Se gl’interessi de’ Banchi pubblici fossero alti, questi farebbero il sommo male d'invitare i Cittadini a depositare su i Banchi il loro capitale, e abbandonare ogni industria. Il pericolo della mala fede produrebbe un buon effetto in quel caso, e a questo timor solo sarebbero debitrici l’agricoltura, e le arti di non essere affatto derelitte. Gli Stati talvolta, allorchè sono giunti alla corruzione, ricevono un bene da quei principj medesimi che gli hanno corrotti, e la moltiplicità dei cattivi principj produce per avventura l’effetto, che due principj distruttori e opposti si elidono scambievolmente. Tale sarebbe appunto questo, quando la dilapidazione usatasi del pubblico Erario avesse alienata la fiducia del popolo, si dovrebbero offrire interessi altissimi per avere gl’imprestiti, il che rovinerebbe l’industria se avesse effetto; ma la mala fede medesima della amministrazione, altro vizio pubblico, vi si opporrebbe, e l’effetto sarebbe o nullo, o debolissimo.

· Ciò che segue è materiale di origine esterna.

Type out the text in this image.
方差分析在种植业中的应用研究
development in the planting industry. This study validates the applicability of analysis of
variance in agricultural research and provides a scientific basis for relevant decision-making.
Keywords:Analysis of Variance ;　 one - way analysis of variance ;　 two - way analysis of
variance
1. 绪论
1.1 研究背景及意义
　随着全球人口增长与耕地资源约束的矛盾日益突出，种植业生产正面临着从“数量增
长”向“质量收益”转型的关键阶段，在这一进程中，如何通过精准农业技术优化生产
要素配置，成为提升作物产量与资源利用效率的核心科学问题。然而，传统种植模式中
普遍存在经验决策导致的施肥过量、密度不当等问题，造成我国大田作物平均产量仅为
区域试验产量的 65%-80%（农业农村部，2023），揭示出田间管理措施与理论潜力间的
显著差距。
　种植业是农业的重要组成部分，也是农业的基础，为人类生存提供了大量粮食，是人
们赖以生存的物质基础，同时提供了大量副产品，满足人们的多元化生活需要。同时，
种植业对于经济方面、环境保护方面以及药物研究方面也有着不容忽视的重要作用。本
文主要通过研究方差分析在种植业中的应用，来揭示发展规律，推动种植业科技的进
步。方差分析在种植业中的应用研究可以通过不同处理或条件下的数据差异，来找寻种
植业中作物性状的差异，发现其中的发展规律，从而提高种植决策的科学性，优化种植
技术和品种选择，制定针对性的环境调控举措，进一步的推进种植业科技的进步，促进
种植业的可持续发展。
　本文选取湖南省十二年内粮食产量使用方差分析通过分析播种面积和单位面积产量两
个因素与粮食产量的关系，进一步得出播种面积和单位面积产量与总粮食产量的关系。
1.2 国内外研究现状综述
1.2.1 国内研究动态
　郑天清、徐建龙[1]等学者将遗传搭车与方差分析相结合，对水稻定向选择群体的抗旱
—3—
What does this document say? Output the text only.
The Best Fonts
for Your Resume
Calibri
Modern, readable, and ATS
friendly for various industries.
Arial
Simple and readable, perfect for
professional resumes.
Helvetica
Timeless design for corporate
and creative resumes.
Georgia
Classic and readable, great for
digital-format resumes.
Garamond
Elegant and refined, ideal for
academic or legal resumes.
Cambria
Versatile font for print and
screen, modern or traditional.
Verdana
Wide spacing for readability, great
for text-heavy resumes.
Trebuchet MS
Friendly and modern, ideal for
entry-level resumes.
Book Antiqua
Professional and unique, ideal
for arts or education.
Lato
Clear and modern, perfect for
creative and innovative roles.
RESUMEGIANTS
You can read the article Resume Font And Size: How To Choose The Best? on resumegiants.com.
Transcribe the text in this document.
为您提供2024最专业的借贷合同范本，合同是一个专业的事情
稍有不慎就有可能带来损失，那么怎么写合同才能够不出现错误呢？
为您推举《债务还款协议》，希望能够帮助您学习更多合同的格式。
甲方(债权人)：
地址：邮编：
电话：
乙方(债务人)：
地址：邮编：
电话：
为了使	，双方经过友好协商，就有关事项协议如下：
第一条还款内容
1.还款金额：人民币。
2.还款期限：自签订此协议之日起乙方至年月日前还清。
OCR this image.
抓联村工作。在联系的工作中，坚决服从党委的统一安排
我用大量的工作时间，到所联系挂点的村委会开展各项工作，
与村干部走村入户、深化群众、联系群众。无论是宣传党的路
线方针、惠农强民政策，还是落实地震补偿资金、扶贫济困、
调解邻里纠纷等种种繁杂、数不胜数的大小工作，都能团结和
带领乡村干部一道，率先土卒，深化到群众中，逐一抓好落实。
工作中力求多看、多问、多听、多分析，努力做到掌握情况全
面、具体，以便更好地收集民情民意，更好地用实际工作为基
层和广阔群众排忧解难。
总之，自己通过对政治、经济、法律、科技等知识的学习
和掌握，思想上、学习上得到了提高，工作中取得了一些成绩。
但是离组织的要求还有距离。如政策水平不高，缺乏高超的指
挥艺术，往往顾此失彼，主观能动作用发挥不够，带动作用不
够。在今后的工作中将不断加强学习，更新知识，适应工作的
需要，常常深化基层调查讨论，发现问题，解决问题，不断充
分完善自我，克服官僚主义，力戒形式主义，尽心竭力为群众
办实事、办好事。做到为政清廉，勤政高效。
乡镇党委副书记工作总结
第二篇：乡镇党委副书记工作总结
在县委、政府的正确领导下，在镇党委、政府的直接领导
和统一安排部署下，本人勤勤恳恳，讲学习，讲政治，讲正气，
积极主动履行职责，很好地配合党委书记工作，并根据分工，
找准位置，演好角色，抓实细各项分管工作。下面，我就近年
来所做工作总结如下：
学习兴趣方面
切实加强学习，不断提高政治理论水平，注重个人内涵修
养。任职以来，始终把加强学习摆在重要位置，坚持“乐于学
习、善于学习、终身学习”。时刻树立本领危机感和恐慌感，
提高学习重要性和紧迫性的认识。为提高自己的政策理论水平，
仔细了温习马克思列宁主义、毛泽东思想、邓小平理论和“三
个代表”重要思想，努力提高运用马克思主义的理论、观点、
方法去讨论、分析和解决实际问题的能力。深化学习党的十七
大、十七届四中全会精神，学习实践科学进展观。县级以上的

Gli Stati più vasti, che hanno un estero commercio colle più rimote nazioni, ricevono ricevono più bene che male dai debiti pubblici, sintanto che l’opinione del popolo non giunga a diffidare; ma gli Stati più ristretti e subalterni poco bene risentono dai Banchi pubblici, e quel poco comodo viene largamente contrappesato dall'annua perdita che fa l’erario per il peso degl’interessi; laonde nel primo caso conviene rivolger le mire a perpetuare il debito nazionale, e nel secondo a saldarlo coi mezzi più innocui che si può.
Annotazioni
S’è veduto ec. Le Cedole, o siano i Coupons; allorchè non portano interesse, accrescono la massa circolante del pegno delle cose, e della comune misura di esse, ch’è la moneta; e i buoni effetti fono costanti per tutto, ove è serbata la fede. Non so poi che questa fede pubblica sia più sicura, quando è confidata a un gran numero d’uomini, che hanno interesse a sostenerla: mentre si sono veduti fallire de’ Banchi in tutti i Governi sì Monarchici, che Aristocratici, e Democratici ec. e se ne sono veduti de’ dilapidati ancora, allorchè sono stati da mani private, e non sempre di Eroi, maneggiati, e diretti. È facile in un numero grande di Cittadini ritrovarne alcuni, che non hanno interesse di sostenere la fede del Banco, e che abbiano bastante cupidigia, e destrezza per fare il loro particolare, ch’è sempre disgiunto dal Pubblico bene. All’incontro il Sovrano ha sempre interesse di sostenerla, e sempre in lui ritrovasi condensato ogni pensiere, ed ogni cura del Pubblico bene, che non è mai disgiunto dal suo proprio e particolare. Dalle possibili vicende umane poi è superfluo il pensar da sottrarsi. L’Oceano ingoja le Navi, e le Isole, un terremoto distrugge le Città, una voragine abissa un Paese, un Autore fervido confonde e trasforma i principj dell’Economia politica, tenta una rivoluzione nello spirito degli uomini, e si delira.